IL1B treatment trends with molQTLs and motif mutations. (A) Diagram of treatment design and Venn diagram of SNPs that validated in untreated (left), IL1B-treated for 6 h (right), and IL1B-treated for 24 h (bottom). (B) Heat map of enrichment scores comparing SNPs uniquely in specific treatment conditions between STARR-seq and the molQTLs (i.e., SNPs only significant in STARR-seq 0-h and not in 6-h or 24-h IL1B-treated). (C) Heat map of enrichment scores comparing SNPs uniquely in specific treatment conditions between STARR-seq and the motif mutations.

Figure 6.

Large artery stroke- and pulse pressure–associated locus at gene POU4F1. (A) Locus zoom plots depicting the SNPs present in the region surrounding POU4F1 locus and the –log(P-values) in the following data sets: eQTL within HAECs (Stolze et al. 2020); eQTLs in artery aorta by GTEx; GWAS statistics for pulse pressure (Evangelou et al. 2018); and GWAS statistics for large artery stroke (Dichgans et al. 2014).

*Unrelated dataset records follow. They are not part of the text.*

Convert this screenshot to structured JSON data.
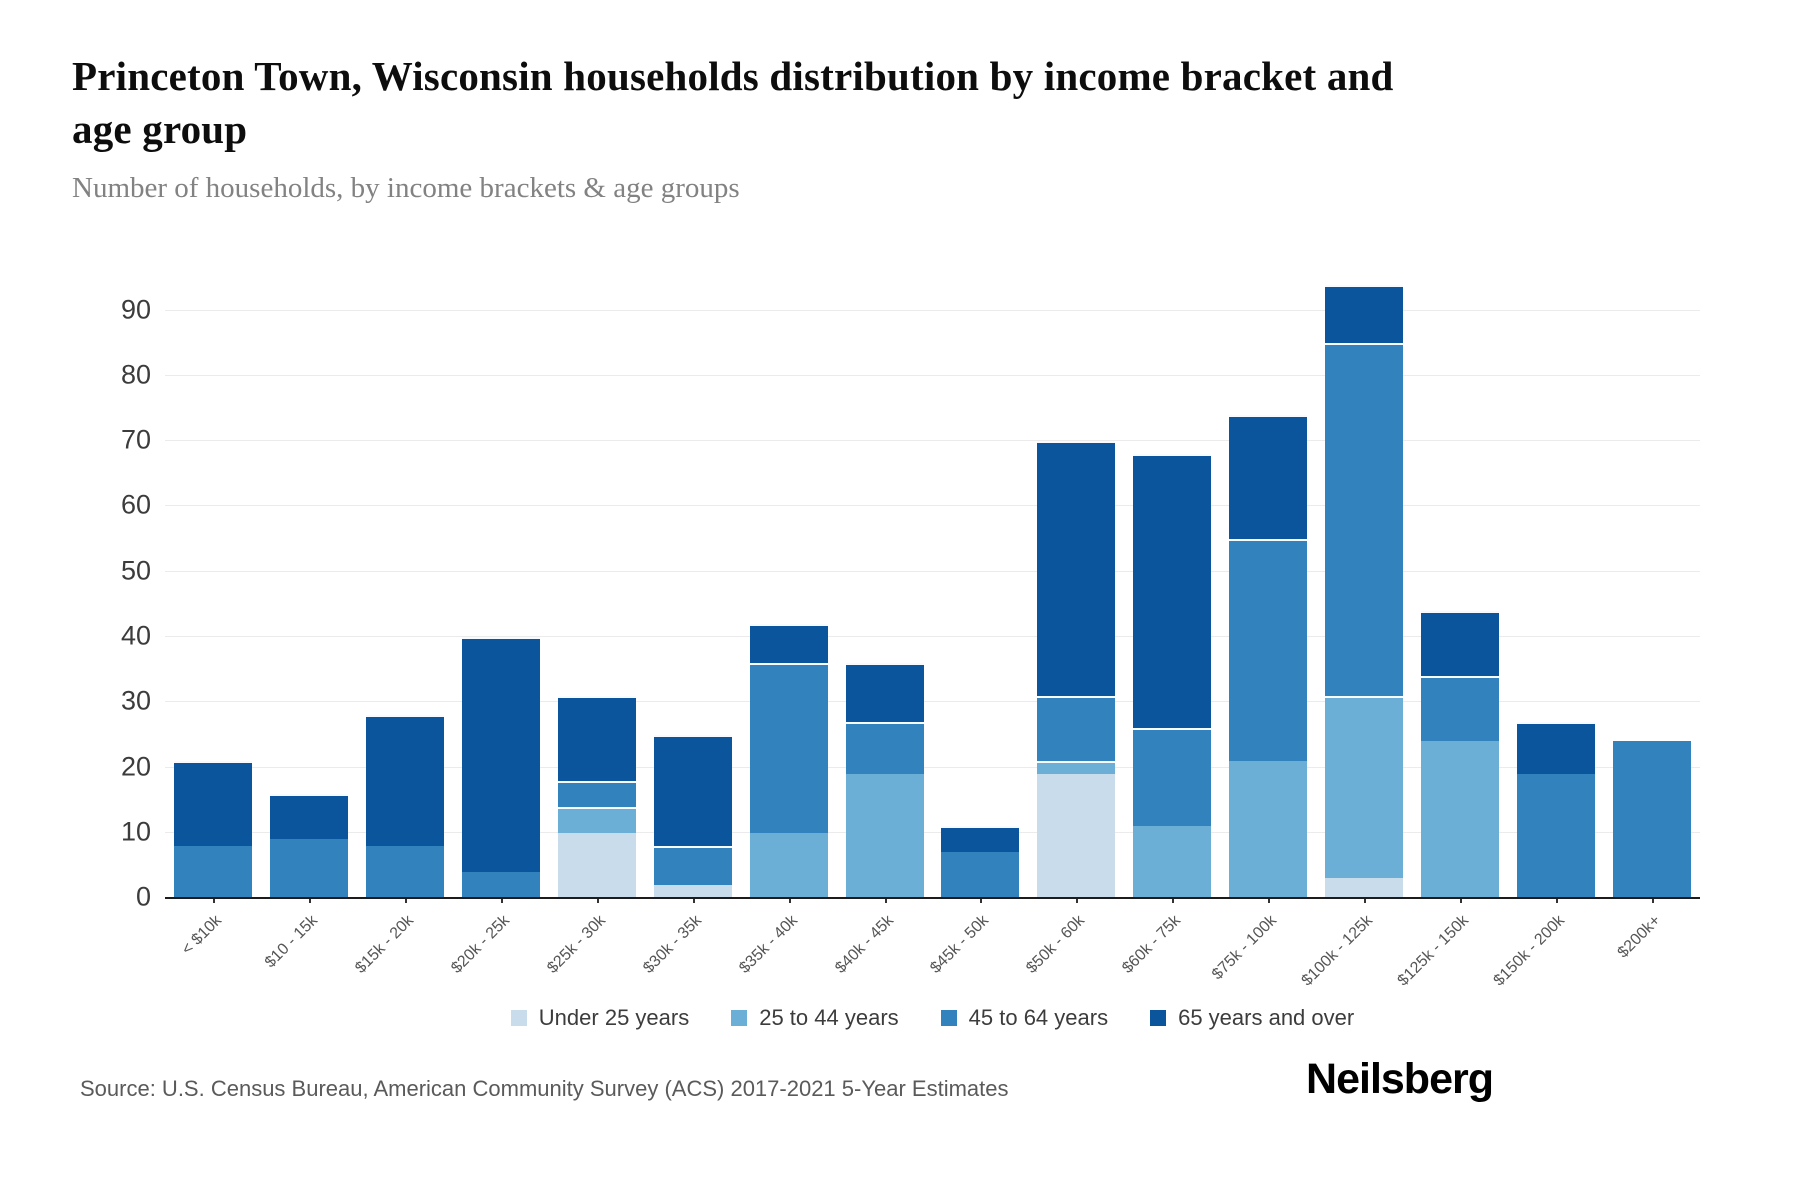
{
  "header": {
    "title": "Princeton Town, Wisconsin households distribution by income bracket and age group",
    "subtitle": "Number of households, by income brackets & age groups"
  },
  "chart_data": {
    "type": "bar",
    "stacked": true,
    "title": "Princeton Town, Wisconsin households distribution by income bracket and age group",
    "xlabel": "",
    "ylabel": "Number of households",
    "ylim": [
      0,
      97
    ],
    "yticks": [
      0,
      10,
      20,
      30,
      40,
      50,
      60,
      70,
      80,
      90
    ],
    "grid": true,
    "legend_position": "bottom",
    "categories": [
      "< $10k",
      "$10 - 15k",
      "$15k - 20k",
      "$20k - 25k",
      "$25k - 30k",
      "$30k - 35k",
      "$35k - 40k",
      "$40k - 45k",
      "$45k - 50k",
      "$50k - 60k",
      "$60k - 75k",
      "$75k - 100k",
      "$100k - 125k",
      "$125k - 150k",
      "$150k - 200k",
      "$200k+"
    ],
    "series": [
      {
        "name": "Under 25 years",
        "color": "#c9dcec",
        "values": [
          0,
          0,
          0,
          0,
          10,
          2,
          0,
          0,
          0,
          19,
          0,
          0,
          3,
          0,
          0,
          0
        ]
      },
      {
        "name": "25 to 44 years",
        "color": "#6baed6",
        "values": [
          0,
          0,
          0,
          0,
          4,
          0,
          10,
          19,
          0,
          2,
          11,
          21,
          28,
          24,
          0,
          0
        ]
      },
      {
        "name": "45 to 64 years",
        "color": "#3182bd",
        "values": [
          8,
          9,
          8,
          4,
          4,
          6,
          26,
          8,
          7,
          10,
          15,
          34,
          54,
          10,
          19,
          24
        ]
      },
      {
        "name": "65 years and over",
        "color": "#0b559c",
        "values": [
          13,
          7,
          20,
          36,
          13,
          17,
          6,
          9,
          4,
          39,
          42,
          19,
          9,
          10,
          8,
          0
        ]
      }
    ],
    "bar_totals": [
      21,
      16,
      28,
      40,
      31,
      25,
      42,
      36,
      11,
      70,
      68,
      74,
      94,
      44,
      27,
      24
    ]
  },
  "footer": {
    "source": "Source: U.S. Census Bureau, American Community Survey (ACS) 2017-2021 5-Year Estimates",
    "brand": "Neilsberg"
  }
}
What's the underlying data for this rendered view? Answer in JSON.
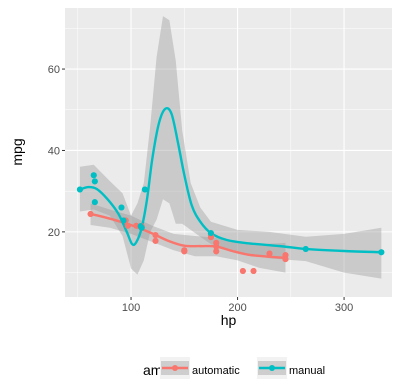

Additional information about genomic region is at the bottom, containing the putative enhancer where rs4304924 resides and the surrounding genes. Tracks display H3K27ac, ATAC-seq, ERG binding, RELA binding, and RNA-seq expression from HAECs. (B) POU4F1 gene expression in HAECs by microarray (Probe set ID: 206940_s_at) and three arterial tissues from GTEx compared between genotypes at rs4304924. (C) RPKM-normalized H3K27ac tags in HAECs surrounding the rs4304924 SNP by genotype. (D) PWM for the CRX/GSC motif and the motif sequences created by the two alleles at rs4304924. (E) STARR-seq allele-specific expression (RNA/DNA ratio) for rs4304924 across the different treatment points.